That was one of the best damn rides I’ve done all year. Every time that I push myself a bit further, I question why I seek these challenges. It’s not the risk that drives me; the risk is simply inherent to when and where I want to go. 180 miles at night circumnavigating Mt. Hood in November is a bit crazy, but the crazy part isn’t what motivates me.

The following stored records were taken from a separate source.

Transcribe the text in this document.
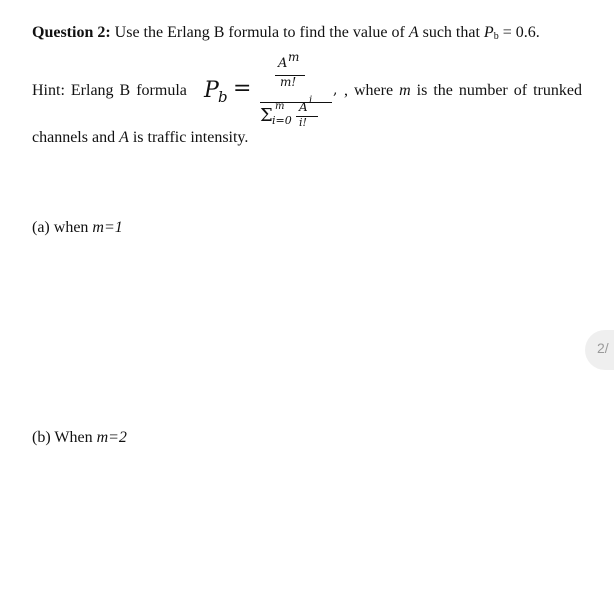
Question 2: Use the Erlang B formula to find the value of A such that $P_b = 0.6$.
Hint: Erlang B formula P b =
A m
m!
Σ m
i=0
A i
i!
, , where m is the number of trunked
channels and A is traffic intensity.
(a) when m=1
(b) When m=2
2/
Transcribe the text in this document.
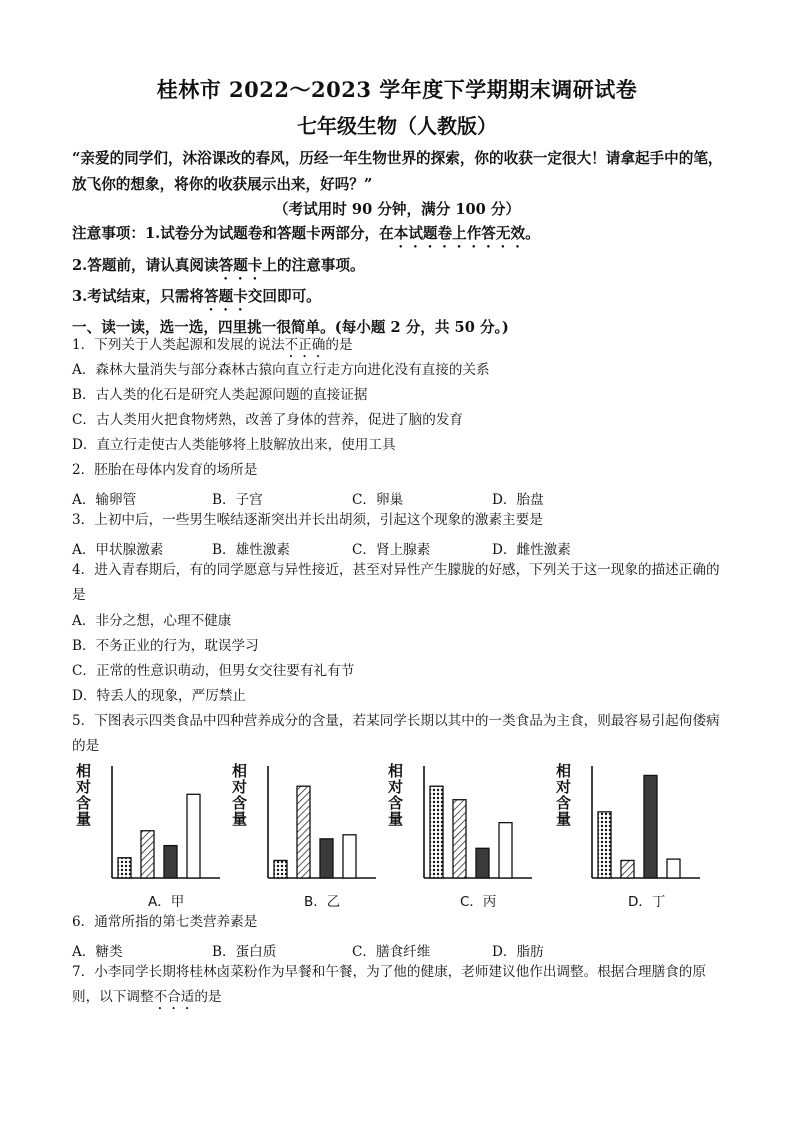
桂林市 2022～2023 学年度下学期期末调研试卷
七年级生物（人教版）
“亲爱的同学们，沐浴课改的春风，历经一年生物世界的探索，你的收获一定很大！请拿起手中的笔，放飞你的想象，将你的收获展示出来，好吗？”
（考试用时 90 分钟，满分 100 分）
注意事项：1.试卷分为试题卷和答题卡两部分，在本试题卷上作答无效。
2.答题前，请认真阅读答题卡上的注意事项。
3.考试结束，只需将答题卡交回即可。
一、读一读，选一选，四里挑一很简单。(每小题 2 分，共 50 分。)
1．下列关于人类起源和发展的说法不正确的是
A．森林大量消失与部分森林古猿向直立行走方向进化没有直接的关系
B．古人类的化石是研究人类起源问题的直接证据
C．古人类用火把食物烤熟，改善了身体的营养，促进了脑的发育
D．直立行走使古人类能够将上肢解放出来，使用工具
2．胚胎在母体内发育的场所是
A．输卵管	B．子宫	C．卵巢	D．胎盘
3．上初中后，一些男生喉结逐渐突出并长出胡须，引起这个现象的激素主要是
A．甲状腺激素	B．雄性激素	C．肾上腺素	D．雌性激素
4．进入青春期后，有的同学愿意与异性接近，甚至对异性产生朦胧的好感，下列关于这一现象的描述正确的是
A．非分之想，心理不健康
B．不务正业的行为，耽误学习
C．正常的性意识萌动，但男女交往要有礼有节
D．特丢人的现象，严厉禁止
5．下图表示四类食品中四种营养成分的含量，若某同学长期以其中的一类食品为主食，则最容易引起佝偻病的是
相
对
含
量
A．甲
相
对
含
量
B．乙
相
对
含
量
C．丙
相
对
含
量
D．丁
6．通常所指的第七类营养素是
A．糖类	B．蛋白质	C．膳食纤维	D．脂肪
7．小李同学长期将桂林卤菜粉作为早餐和午餐，为了他的健康，老师建议他作出调整。根据合理膳食的原则，以下调整不合适的是
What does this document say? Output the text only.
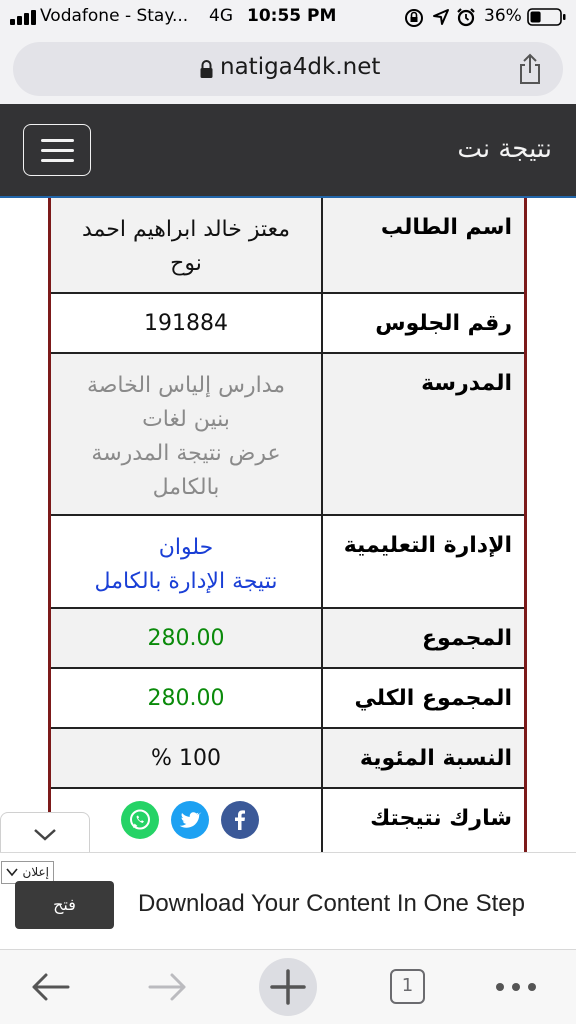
Vodafone - Stay... 4G 10:55 PM	36%
natiga4dk.net
نتيجة نت
اسم الطالب
معتز خالد ابراهيم احمد
نوح
رقم الجلوس
191884
المدرسة
مدارس إلياس الخاصة
بنين لغات
عرض نتيجة المدرسة
بالكامل
الإدارة التعليمية
حلوان
نتيجة الإدارة بالكامل
المجموع
280.00
المجموع الكلي
280.00
النسبة المئوية
100 %
شارك نتيجتك
إعلان
فتح	Download Your Content In One Step
1
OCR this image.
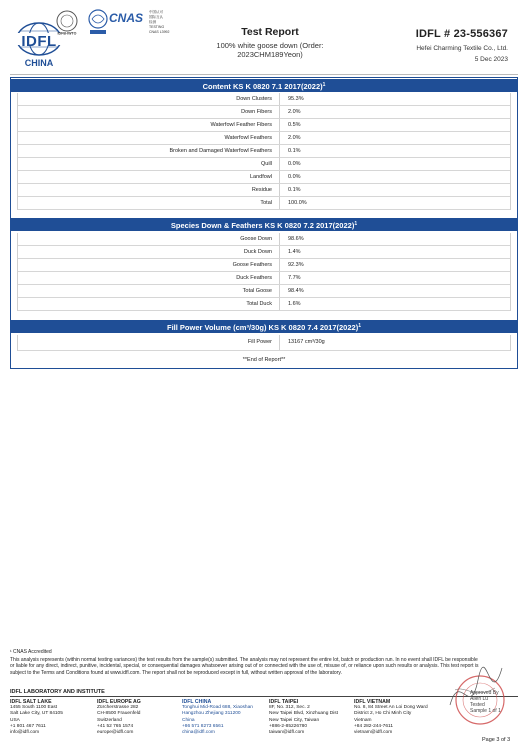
IDFL
CHINA
IDFB·IWTO
CNAS 中国认可
国际互认
检测
TESTING
CNAS L3992	Test Report
100% white goose down (Order:
2023CHM189Yeon)
IDFL # 23-556367
Hefei Charming Textile Co., Ltd.
5 Dec 2023
Content KS K 0820 7.1 $2017(2022)^1$
Down Clusters	95.3%
Down Fibers	2.0%
Waterfowl Feather Fibers	0.5%
Waterfowl Feathers	2.0%
Broken and Damaged Waterfowl Feathers	0.1%
Quill	0.0%
Landfowl	0.0%
Residue	0.1%
Total	100.0%
Species Down & Feathers KS K 0820 7.2 $2017(2022)^1$
Goose Down	98.6%
Duck Down	1.4%
Goose Feathers	92.3%
Duck Feathers	7.7%
Total Goose	98.4%
Total Duck	1.6%
Fill Power Volume (cm³/30g) KS K 0820 7.4 $2017(2022)^1$
Fill Power	13167 cm³/30g
**End of Report**
¹ CNAS Accredited
This analysis represents (within normal testing variances) the test results from the sample(s) submitted. The analysis may not represent the entire lot, batch or production run. In no event shall IDFL be responsible or liable for any direct, indirect, punitive, incidental, special, or consequential damages whatsoever arising out of or connected with the use of, misuse of, or reliance upon such results or analysis. This test report is subject to the Terms and Conditions found at www.idfl.com. The report shall not be reproduced except in full, without written approval of the laboratory.
IDFL LABORATORY AND INSTITUTE
IDFL SALT LAKE
1455 South 1100 East
Salt Lake City, UT 84105
USA
+1 801 467 7611
info@idfl.com
IDFL EUROPE AG
Zürcherstrasse 282
CH-8500 Frauenfeld
Switzerland
+41 52 765 1574
europe@idfl.com
IDFL CHINA
Tonghui Mid-Road 688, Xiaoshan
Hangzhou Zhejiang 311200
China
+86 571 8273 6561
china@idfl.com
IDFL TAIPEI
8F, No. 312, Sec. 2
New Taipei Blvd, Xinzhuang Dist
New Taipei City, Taiwan
+886-2-85226780
taiwan@idfl.com
IDFL VIETNAM
No. 8, 84 Street An Loi Dong Ward
District 2, Ho Chi Minh City
Vietnam
+84 282-244-7611
vietnam@idfl.com
Approved By
Allen Lu
Tested
Sample 1 of 1
Page 3 of 3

I didn’t start climbing Lolo Pass until sundown. A healthy bit of fear came over me as I climbed in the dark, worried about what’s next. It was 36 degrees and a heavy wind was forcing its way through the valley. This reminded me all too well of the many storms that soon follow, but fortunately none did. But it wasn’t long before a clearing exposed Mt. Hood, with recent snowfall draping far down its slopes, lit by moonlight. And these are the moments that calm me, the silence with no one around for miles, comforted by the feeling of just being lucky enough to be here. These are the moments that I live for, and a 16 hour night ride around Mt. Hood presents plenty of them.
My greatest challenge of self-doubt was at 95 miles with 10k of climbing done, and it’s 1am and 27 degrees. I’m climbing up the East side of Hood on Hwy 35 out of the saddle for freaking ever because, yeah, I rode my fixed gear. I stop, tired, to eat some food, stargaze, and build a snowman (just a little one), and I think to myself, ‘I’m so fucking tired. I could be in bed right now and I’m only halfway done.’ And it was more than a thought, it was the actual feeling of being wrapped in my down blanket that washed over me. I closed my eyes to imagine it. You shouldn’t do that. But I enjoy that self-doubt; to push through it helps you to find new emotional, mental and physical limits.
And I made it back, just in time for sunrise. I made myself a cup of coffee, wrapped myself in that warm blanket that I longed for so many miles ago, and sat on my porch feeling pretty lucky.